If you are actively working on this jira and believe this should be targeted for the 1.2.0 release, Please reach out to me via Apache email or Slack.

> StatusRuntimeException : DataNode going dead
> --------------------------------------------
>
>                 Key: HDDS-660
>                 URL: https://issues.apache.org/jira/browse/HDDS-660
>             Project: Apache Ozone
>          Issue Type: Bug
>          Components: Ozone Filesystem
>    Affects Versions: 0.3.0
>            Reporter: Soumitra Sulav
>            Priority: Major
>
> Issue 1 : hdfs operations throw error as *INTERNAL_ERROR* when one of the datanode is down, reason being it isn't able to replicate to minimum datanodes. _ERROR log could be more specific._
> Issue 2 : Datanode process is running but is in a dead state as per SCM. Also there are exceptions in DataNode logs *StatusRuntimeException: INTERNAL: group-4D3A6FFFBFE2 not found.* Is there a way to fix any filesystem corruptions or a fsck utility like hdfs.

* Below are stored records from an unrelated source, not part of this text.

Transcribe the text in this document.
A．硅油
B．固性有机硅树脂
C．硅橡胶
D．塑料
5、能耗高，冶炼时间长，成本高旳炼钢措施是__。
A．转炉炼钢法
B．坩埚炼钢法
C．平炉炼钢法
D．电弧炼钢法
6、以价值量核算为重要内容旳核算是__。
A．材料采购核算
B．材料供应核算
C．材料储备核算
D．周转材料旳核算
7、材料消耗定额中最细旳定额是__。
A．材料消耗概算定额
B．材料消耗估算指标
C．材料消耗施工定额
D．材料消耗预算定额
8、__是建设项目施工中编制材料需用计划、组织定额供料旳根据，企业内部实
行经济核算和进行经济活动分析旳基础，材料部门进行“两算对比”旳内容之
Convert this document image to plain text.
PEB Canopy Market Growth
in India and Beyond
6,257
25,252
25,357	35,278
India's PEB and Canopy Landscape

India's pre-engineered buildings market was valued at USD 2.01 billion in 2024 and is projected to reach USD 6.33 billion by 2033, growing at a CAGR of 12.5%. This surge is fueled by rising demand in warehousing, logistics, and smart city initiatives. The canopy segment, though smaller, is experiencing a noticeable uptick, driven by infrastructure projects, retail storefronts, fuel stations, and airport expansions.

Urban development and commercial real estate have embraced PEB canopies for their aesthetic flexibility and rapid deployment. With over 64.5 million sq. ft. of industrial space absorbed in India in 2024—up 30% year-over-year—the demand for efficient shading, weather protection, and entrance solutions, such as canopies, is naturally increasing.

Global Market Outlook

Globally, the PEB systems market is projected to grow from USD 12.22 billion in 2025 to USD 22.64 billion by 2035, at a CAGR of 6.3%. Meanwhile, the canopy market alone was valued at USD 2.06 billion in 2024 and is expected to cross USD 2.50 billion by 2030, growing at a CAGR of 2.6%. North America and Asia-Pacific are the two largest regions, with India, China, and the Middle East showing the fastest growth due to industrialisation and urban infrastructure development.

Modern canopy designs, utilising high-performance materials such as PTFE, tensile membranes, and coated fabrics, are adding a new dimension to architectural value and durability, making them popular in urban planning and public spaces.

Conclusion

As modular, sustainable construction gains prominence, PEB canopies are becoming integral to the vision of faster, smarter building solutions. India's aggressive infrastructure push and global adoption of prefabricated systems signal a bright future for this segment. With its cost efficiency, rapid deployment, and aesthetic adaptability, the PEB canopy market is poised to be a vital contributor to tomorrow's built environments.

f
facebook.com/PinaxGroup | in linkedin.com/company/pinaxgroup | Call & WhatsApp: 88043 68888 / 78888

> +Steps followed to encounter the above issue :+
> I had a clean setup of ozone cluster and tried starting HDP services on o3 as defaultFS.
> Startup of YARN failed and on seeing the logs and UI, I see that one of the datanode's state is going to DEAD.
> The hdfs cli commands on ozone fs gives below exception :
> {code:java}
> [root@hcatest-1 ~]# ozone fs -put ozone-site.xml /
> 2018-10-15 09:33:20,385 WARN util.NativeCodeLoader: Unable to load native-hadoop library for your platform... using builtin-java classes where applicable
> 2018-10-15 09:33:21,774 ERROR io.ChunkGroupOutputStream: Try to allocate more blocks for write failed, already allocated 0 blocks for this write.
> put: Allocate block failed, error:INTERNAL_ERROR
> {code}
> Error logs on SCM :
> {code:java}
> 2018-10-15 10:16:54,303 WARN org.apache.hadoop.hdds.scm.block.BlockManagerImpl: Unable to allocate container: {}
> org.apache.hadoop.hdds.scm.exceptions.SCMException
> at org.apache.hadoop.hdds.scm.pipelines.PipelineSelector.getReplicationPipeline(PipelineSelector.java:268)
> at org.apache.hadoop.hdds.scm.container.ContainerStateManager.allocateContainer(ContainerStateManager.java:270)
> at org.apache.hadoop.hdds.scm.container.SCMContainerManager.allocateContainer(SCMContainerManager.java:312)
> at org.apache.hadoop.hdds.scm.block.BlockManagerImpl.preAllocateContainers(BlockManagerImpl.java:165)
> at org.apache.hadoop.hdds.scm.block.BlockManagerImpl.allocateBlock(BlockManagerImpl.java:279)
> at org.apache.hadoop.hdds.scm.server.SCMBlockProtocolServer.allocateBlock(SCMBlockProtocolServer.java:143)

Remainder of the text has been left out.